Author: Tempeste O’Riley
Publisher: Dreamspinner Press
Rating: 2 stars
Received from Publisher
Blurb: Liam Grady is the owner of the Feathered Quill, a quirky little bookstore in Asheville, and—though he doesn’t realize it yet—a dream walker. His last relationship failed almost a year ago, and he’s not had the interest or nerve to pursue anyone he’s met since.
Cameron Danu is a tattoo artist from rural Georgia. Cameron is left without a job after his boss, José, is forced to close the shop after a heart attack. When Cameron learns José has set up an interview for him at a small tattoo parlor in Asheville, he hopes for a fresh start in a new town.
Fate brings Cameron and Liam together, and they realize they’ve met before—in their dreams. A chance encounter and a winged tattoo might lead them to their destiny—if fear doesn’t turn their dreams into a nightmare.

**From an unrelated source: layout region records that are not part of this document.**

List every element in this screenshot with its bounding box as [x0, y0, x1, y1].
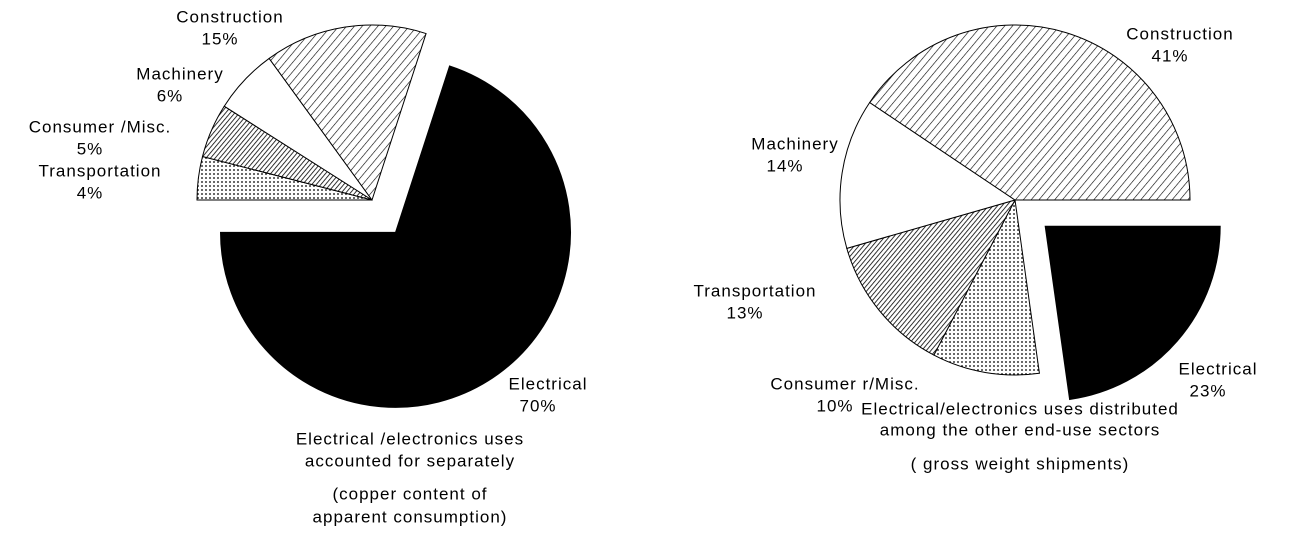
slice-value-label: 15% [201, 29, 238, 48]
slice-value-label: 4% [77, 183, 104, 202]
slice-value-label: 13% [726, 303, 763, 322]
slice-label: Consumer r/Misc. [770, 374, 919, 393]
pie-slice [268, 24, 427, 202]
slice-label: Consumer /Misc. [29, 117, 172, 136]
slice-value-label: 23% [1189, 381, 1226, 400]
slice-value-label: 10% [816, 396, 853, 415]
pie-slice [846, 199, 1016, 356]
slice-label: Electrical [509, 374, 588, 393]
slice-value-label: 6% [157, 86, 184, 105]
slice-value-label: 5% [77, 139, 104, 158]
subcaption: apparent consumption) [313, 507, 508, 526]
slice-label: Construction [176, 7, 283, 26]
pie-slice [220, 65, 572, 408]
slice-label: Electrical [1179, 359, 1258, 378]
caption: among the other end-use sectors [880, 420, 1160, 439]
slice-label: Machinery [136, 64, 223, 83]
pie-slice [868, 24, 1191, 201]
slice-value-label: 41% [1151, 46, 1188, 65]
slice-value-label: 70% [519, 396, 556, 415]
slice-label: Transportation [694, 281, 817, 300]
pie-slice [839, 101, 1017, 249]
slice-label: Transportation [39, 161, 162, 180]
subcaption: (copper content of [332, 484, 487, 503]
pie-slice [1044, 225, 1221, 401]
subcaption: ( gross weight shipments) [911, 454, 1130, 473]
caption: Electrical /electronics uses [296, 429, 524, 448]
caption: Electrical/electronics uses distributed [861, 399, 1179, 418]
pie-slice [933, 198, 1040, 376]
slice-value-label: 14% [766, 156, 803, 175]
caption: accounted for separately [305, 451, 515, 470]
slice-label: Machinery [751, 134, 838, 153]
slice-label: Construction [1126, 24, 1233, 43]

Review: I didn’t particularly enjoy this book, so I’ll keep it short. Liam Grady and Cameron Danu dream of each other. They’ve had vivid, passionate dreams of each other for years, and are more than a little enamored with their respective dream man. Liam and Cameron then find out they’re real. Liam had a bit of time to warm up to the idea before Cameron found out. Cam didn’t take it well and asked Liam to never see him again and stay out of his dreams. Since Liam is the dream walker it’s up to him to stay out of Cam’s life completely. After not being able to do so, he decides to drink as a means to stay out of Cam’s life. He becomes a drunk. For a month. After meeting each other again, they decide maybe they want to give a real life relationship a try. Things are working out really well until someone starts attacking Liam in his dreams. Eventually Cam is attacked, too.
I found the premise of this book interesting but didn’t like the execution. Whereas I appreciate the attempt to show explicit consent in a sexual relationship, I feel it wasn’t done well. Liam is plagued with guilt as though he had raped Cameron. The word rape is never used and the issue of consent is danced around. We’re presented with the idea consent is black and white and full of grey areas at the same time. When Liam does finally admit to friends and family why he spent a month drinking himself to blackout every night he’s met with condemnation for having been drunk. Bear in mind, it was one month. One. Month. Liam is regularly reminded he was a loser for a month for the rest of the book. Is he worthy enough to train with the only person who can show him how to stay out of other people’s dreams? Only if he doesn’t fall back into his slovenly drunkard ways!
I think I could have overlooked, or at least been less bothered by the one month drunk and the not quite dream rape had I liked something else. Unfortunately I just didn’t find things in this book I liked. Liam and Cam were themselves okay, but the supporting cast just wasn’t my thing. Both supporting female characters were sassy and in your face. Actually, most of the female characters felt that way to me.
I’m sure this book has an audience, but I do not consider myself part of that group.